Spanish word, unkown to the Spanish speaking people except in Puerto Rico, which means slave. Back in the days when slavery was allowed in Puerto Rico it used to ship Africans from Africa and transport them into Puerto Rico for other distribution points from over there.

Admittedly the food I know as an alcapuria cannot be bought on every street corner in Puerto Rico, but I was surprised to learn that the word also meant "slave," which hotthamir tells us in his w/u. The association between "slave" and this food will probably take some thought.

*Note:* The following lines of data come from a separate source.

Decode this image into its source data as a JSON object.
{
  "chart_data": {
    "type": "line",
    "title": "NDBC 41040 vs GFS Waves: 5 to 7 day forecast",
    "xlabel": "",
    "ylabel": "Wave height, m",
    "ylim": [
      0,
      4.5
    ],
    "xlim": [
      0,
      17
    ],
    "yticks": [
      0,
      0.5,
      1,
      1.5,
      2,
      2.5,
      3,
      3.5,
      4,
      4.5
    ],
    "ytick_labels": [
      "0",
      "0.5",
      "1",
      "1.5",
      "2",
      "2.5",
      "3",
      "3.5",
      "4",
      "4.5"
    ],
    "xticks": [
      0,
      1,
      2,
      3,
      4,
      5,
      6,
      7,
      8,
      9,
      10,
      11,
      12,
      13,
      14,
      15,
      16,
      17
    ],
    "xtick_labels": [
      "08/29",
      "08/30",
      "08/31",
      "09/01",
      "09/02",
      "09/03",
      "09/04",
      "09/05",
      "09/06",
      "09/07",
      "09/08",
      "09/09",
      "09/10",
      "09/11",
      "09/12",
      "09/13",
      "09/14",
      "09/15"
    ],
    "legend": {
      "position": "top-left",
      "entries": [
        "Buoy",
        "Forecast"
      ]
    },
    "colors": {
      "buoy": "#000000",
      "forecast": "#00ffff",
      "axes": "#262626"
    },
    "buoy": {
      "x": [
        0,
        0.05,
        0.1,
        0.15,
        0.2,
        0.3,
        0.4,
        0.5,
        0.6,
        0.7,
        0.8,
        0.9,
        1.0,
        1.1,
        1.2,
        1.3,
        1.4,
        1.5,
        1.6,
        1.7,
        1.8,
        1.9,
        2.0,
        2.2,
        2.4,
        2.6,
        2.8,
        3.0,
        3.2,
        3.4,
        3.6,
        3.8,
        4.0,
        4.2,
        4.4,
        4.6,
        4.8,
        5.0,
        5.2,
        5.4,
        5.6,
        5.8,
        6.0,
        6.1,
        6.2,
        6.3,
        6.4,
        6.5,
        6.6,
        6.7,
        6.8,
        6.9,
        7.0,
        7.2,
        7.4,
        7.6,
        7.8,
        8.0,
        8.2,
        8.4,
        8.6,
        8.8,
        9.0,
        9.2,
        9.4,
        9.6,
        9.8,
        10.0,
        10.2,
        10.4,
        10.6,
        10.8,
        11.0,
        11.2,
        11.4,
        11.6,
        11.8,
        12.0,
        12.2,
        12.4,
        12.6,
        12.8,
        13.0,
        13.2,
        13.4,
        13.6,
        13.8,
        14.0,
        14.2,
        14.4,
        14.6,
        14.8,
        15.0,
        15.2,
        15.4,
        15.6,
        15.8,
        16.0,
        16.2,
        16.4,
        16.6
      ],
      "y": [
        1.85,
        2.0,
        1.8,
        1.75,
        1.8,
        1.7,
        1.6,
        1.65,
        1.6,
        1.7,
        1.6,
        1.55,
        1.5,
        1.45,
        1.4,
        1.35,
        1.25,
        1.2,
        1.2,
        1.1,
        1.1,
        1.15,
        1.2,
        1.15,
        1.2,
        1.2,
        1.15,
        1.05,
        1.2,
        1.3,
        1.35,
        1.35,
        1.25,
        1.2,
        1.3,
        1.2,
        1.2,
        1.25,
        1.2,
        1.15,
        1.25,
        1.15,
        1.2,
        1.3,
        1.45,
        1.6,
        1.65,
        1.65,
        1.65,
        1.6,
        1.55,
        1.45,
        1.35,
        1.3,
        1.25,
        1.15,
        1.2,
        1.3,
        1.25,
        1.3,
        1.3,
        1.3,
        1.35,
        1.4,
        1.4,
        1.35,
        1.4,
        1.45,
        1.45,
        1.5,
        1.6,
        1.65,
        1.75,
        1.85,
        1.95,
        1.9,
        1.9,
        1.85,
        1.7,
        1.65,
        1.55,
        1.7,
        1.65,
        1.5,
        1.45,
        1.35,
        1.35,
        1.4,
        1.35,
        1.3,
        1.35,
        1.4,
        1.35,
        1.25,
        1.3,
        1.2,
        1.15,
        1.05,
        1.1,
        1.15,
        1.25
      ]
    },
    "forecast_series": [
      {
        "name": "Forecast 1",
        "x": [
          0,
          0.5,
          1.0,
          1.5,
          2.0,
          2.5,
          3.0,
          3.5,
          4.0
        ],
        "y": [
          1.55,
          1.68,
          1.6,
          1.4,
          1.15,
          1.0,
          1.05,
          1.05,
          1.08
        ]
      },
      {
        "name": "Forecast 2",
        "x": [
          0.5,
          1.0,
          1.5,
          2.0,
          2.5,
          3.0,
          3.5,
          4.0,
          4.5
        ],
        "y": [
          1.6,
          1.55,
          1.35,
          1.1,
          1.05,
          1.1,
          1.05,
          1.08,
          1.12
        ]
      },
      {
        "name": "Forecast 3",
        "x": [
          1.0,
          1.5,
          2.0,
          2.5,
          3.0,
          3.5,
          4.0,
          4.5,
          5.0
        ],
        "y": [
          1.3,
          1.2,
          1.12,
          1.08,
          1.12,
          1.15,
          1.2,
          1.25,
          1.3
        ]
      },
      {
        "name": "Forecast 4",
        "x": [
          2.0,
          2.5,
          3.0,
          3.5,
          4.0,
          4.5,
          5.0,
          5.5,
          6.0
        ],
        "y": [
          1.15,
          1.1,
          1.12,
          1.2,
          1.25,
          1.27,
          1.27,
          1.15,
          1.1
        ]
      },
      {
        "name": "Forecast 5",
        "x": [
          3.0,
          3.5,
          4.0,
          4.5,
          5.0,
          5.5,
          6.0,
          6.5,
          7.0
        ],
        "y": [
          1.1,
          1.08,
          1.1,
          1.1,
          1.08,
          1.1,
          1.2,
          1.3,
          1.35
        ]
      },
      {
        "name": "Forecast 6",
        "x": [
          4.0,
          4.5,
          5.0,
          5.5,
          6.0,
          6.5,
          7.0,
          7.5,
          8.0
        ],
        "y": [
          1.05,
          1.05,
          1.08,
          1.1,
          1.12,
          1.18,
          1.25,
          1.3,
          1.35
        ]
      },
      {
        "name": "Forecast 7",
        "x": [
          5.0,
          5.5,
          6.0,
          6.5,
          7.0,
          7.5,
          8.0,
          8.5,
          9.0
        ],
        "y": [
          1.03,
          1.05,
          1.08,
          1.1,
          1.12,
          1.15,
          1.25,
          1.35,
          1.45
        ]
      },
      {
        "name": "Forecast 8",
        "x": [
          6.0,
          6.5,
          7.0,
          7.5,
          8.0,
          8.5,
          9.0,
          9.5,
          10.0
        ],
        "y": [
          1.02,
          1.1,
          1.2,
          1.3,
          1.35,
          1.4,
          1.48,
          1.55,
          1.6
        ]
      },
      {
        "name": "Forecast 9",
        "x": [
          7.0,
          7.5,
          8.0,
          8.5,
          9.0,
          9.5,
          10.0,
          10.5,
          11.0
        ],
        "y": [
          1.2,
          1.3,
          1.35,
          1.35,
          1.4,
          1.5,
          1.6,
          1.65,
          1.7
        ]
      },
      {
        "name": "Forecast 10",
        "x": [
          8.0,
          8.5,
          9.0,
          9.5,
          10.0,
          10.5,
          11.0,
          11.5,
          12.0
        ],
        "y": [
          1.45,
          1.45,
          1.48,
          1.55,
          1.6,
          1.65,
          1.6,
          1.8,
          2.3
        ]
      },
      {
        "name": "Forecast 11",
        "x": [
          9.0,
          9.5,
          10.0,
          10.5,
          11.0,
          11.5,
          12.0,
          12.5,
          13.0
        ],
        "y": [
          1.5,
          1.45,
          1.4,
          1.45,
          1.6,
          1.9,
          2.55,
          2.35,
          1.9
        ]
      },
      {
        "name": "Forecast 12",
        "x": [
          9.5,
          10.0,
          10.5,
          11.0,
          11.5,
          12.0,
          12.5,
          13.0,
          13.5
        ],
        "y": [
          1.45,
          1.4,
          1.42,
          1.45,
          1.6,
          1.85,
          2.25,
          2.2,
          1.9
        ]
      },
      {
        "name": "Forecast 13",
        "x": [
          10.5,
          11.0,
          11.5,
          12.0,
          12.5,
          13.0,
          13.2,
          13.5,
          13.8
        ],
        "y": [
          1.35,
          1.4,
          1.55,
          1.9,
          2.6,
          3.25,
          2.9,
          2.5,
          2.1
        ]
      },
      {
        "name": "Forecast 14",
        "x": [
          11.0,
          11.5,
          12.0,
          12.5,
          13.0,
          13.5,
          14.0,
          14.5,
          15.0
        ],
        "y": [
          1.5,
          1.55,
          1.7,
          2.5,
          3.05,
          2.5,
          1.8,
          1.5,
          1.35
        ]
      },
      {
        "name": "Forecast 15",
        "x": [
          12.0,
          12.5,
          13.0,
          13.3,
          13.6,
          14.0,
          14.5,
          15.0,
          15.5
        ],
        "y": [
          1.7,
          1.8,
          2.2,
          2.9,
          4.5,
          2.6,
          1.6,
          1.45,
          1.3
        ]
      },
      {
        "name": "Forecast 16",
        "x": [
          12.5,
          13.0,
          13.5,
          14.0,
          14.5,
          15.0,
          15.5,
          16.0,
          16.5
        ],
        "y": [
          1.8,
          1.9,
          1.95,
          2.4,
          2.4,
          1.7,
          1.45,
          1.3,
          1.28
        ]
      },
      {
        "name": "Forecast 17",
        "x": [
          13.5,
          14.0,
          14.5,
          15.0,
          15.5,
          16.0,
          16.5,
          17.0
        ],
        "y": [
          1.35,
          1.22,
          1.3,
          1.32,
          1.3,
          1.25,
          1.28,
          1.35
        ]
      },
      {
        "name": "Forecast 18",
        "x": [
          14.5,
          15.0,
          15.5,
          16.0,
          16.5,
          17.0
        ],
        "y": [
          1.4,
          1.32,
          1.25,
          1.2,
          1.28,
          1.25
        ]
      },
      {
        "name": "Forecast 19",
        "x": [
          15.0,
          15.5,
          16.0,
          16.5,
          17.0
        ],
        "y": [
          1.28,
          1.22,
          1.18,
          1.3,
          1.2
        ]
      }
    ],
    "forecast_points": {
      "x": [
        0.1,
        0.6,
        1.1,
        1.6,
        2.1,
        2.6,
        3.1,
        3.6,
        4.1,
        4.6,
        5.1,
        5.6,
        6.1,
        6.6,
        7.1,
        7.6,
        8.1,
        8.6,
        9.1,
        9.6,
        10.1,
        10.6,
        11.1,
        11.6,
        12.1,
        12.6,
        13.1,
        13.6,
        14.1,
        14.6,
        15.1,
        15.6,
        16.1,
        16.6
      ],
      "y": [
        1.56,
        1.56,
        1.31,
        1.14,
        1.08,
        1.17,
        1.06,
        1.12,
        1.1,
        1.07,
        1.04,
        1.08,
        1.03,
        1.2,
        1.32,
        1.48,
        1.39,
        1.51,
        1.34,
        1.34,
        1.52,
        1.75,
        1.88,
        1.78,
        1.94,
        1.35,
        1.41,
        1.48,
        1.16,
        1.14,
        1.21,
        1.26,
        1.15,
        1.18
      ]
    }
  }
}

As best as I can analyze it, an alcapuria starts out with either grated plátino ( = plantain]s: those big bananas with a glandular problem) or yucca, which looks a bit like a potato. For color and a unique flavor people add something called achiotina, which is left over after you fry achiote ( = annotto) seeds and then throw the seeds out. This is all mushed up until it looks like the classical gup.

Put that to one side and in a a large frying pan make the picadillo, a bunch of seasoned ground meat; cooks tell me that a combination of pork and beef works the best. Add at will a couple tablespoons sofrito, the secret ingredient of all Puerto Rican cooking, a combination of capers and green olives, a couple cilantro leaves ( = coriander), some finely chopped tomatoes (drained) and maybe some finely chopped onions and garlic. Fry this up until it's fairly dry.

Now comes the fun part. Somehow balls of picadillo are wrapped up in the plátino mixture and compressed. so they won't fall apart while they are being deep fried. The color becomes almost a deep chocolate brown when they are done. The best I've had come from the Plaza de Mercado ( = farmers' market) in Río Piedras, near the University of Puerto Rico. The second best come from the Kioskos ( = outdoor food stands) outside a famous beach in Luquillo.